In Italia, negli anni ’60 il giovanissimo Zaffaroni frequenta le avanguardie estreme rappresentate da Dadamaino, cui lo lega un’affinità elettiva, a Gianni Colombo, a Grazia Varisco, a Mario Nigro, a Jorrit Tornquist, solo per citarne alcuni. E fa tesoro dei loro studi avviandosi su quello che fondamentalmente è stato l’indirizzo precipuo della sua ricerca, la ricerca del colore e attraverso la sua percezione il senso ottico e cinetico che ne consegue. Sensibile allo spirito che permea quel fecondo periodo, stringe un profondo sodalizio spirituale con Dadamaino che assiste fino a diventarne cofirmatario in importanti progetti quali “Campo Urbano” a Como il 21 settembre 1969 quando, la sera, vengono disposte sulle acque antistanti la città, presso il molo, circa mille piastrelle galleggianti fosforescenti per una performance artistica che sarà immortalata e consegnata alla storia da Ugo Mulas. O come, l’anno successivo, su invito del Centre National d’Art Contemporain di Parigi la partecipazione al concorso per la decorazione temporanea di Place du Châtelet con 20 “Environment lumino-cinetique” dove arrivarono secondi dietro al progetto di Christo. La stessa ricerca e studio scientifico dei colori e delle loro combinazioni fu certamente influenzata dalla straordinaria opera di Dadamaino realizzata nel 1966 e denominata “La ricerca del colore”, cento tavole di cm 20x20 dove le combinazioni dei colori venivano matematicamente assemblate a formare un’installazione quadrata conservata ora nella sua interezza nei depositi del Mart di Rovereto. Anche da queste esperienze la ricerca di Zaffaroni si indirizza definitivamente agli studi sulla percezione cromatica e cinetica ove la geometria delle linee e la variazione della superficie crea suggestioni ricettive-ondulatorie negli organi visivi di chi si avvicina, percepisce, si muove, vicino e attraverso l’opera fondendosi in un unicum con essa.

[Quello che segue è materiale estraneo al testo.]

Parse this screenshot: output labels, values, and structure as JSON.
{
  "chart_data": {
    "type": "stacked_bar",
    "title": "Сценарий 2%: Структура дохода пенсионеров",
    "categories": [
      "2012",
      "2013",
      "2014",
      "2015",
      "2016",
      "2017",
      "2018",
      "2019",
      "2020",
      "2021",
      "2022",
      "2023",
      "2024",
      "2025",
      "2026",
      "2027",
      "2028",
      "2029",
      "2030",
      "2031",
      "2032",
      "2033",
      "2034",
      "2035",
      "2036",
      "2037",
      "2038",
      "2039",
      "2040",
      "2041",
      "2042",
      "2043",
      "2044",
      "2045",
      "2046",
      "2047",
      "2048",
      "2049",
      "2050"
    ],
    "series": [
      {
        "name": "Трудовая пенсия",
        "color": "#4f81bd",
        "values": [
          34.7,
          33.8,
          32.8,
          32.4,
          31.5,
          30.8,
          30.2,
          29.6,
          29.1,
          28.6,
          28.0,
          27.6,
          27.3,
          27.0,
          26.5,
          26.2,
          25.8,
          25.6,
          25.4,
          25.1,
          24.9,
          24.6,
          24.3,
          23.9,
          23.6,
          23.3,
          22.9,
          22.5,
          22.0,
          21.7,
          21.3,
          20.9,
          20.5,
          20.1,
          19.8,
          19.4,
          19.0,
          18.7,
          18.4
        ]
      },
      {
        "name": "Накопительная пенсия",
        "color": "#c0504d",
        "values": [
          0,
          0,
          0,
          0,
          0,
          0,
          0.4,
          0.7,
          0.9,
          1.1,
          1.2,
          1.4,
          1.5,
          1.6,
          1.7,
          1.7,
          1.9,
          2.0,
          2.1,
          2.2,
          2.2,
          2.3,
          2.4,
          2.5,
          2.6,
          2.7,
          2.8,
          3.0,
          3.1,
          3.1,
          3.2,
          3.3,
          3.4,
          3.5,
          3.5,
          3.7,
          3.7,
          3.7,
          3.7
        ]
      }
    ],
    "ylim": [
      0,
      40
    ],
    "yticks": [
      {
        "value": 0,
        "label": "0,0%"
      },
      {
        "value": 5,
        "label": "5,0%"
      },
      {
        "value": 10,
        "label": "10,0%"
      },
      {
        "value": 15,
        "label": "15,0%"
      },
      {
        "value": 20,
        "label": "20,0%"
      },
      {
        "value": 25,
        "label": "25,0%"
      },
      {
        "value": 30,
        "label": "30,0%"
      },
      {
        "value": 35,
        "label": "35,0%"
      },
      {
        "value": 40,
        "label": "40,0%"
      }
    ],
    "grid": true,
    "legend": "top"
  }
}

Scrive Jhoannes Itten nel 1961 nel più importante saggio sul colore “Arte del colore”: “[…] chi vuole esercitarsi nello studio dei colori, dopo aver eseguito alcuni esercizi sui colori primi, può passare a libere combinazioni di colori, ricavati a piacere dalla natura, da capolavori d’arte e da qualsiasi manufatto artistico, in modo da affinare sempre più la propria percezione e controllarla mediante una resa esatta. Come nei processi più delicati di fabbricazione cessa, ad un dato punto, il soccorso delle regole e della ragione e interviene l’intuito dell’individuo, senza cui sarebbe impossibile giungere ai risultati voluti, così le combinazioni e gli accostamenti di colore artisticamente significativi sono realizzabili solo col sussidio di una sensibilità cromatica. In generale la sensibilità al colore è un fatto personale, connesso al gusto soggettivo. […]”. Il che ci conduce al fattore umano, non solo di chi recepisce, ma anche e soprattutto di chi crea, di chi forma e realizza. Dunque non solo mero esercizio scientifico-stilistico ma autentico intervento artistico-pittorico non nel senso delle canoniche tavolozza/tubetti/tela ma nella costruzione di una immagine per una percezione visuale dello spazio e delle vibrazioni cromatiche che il colore induce.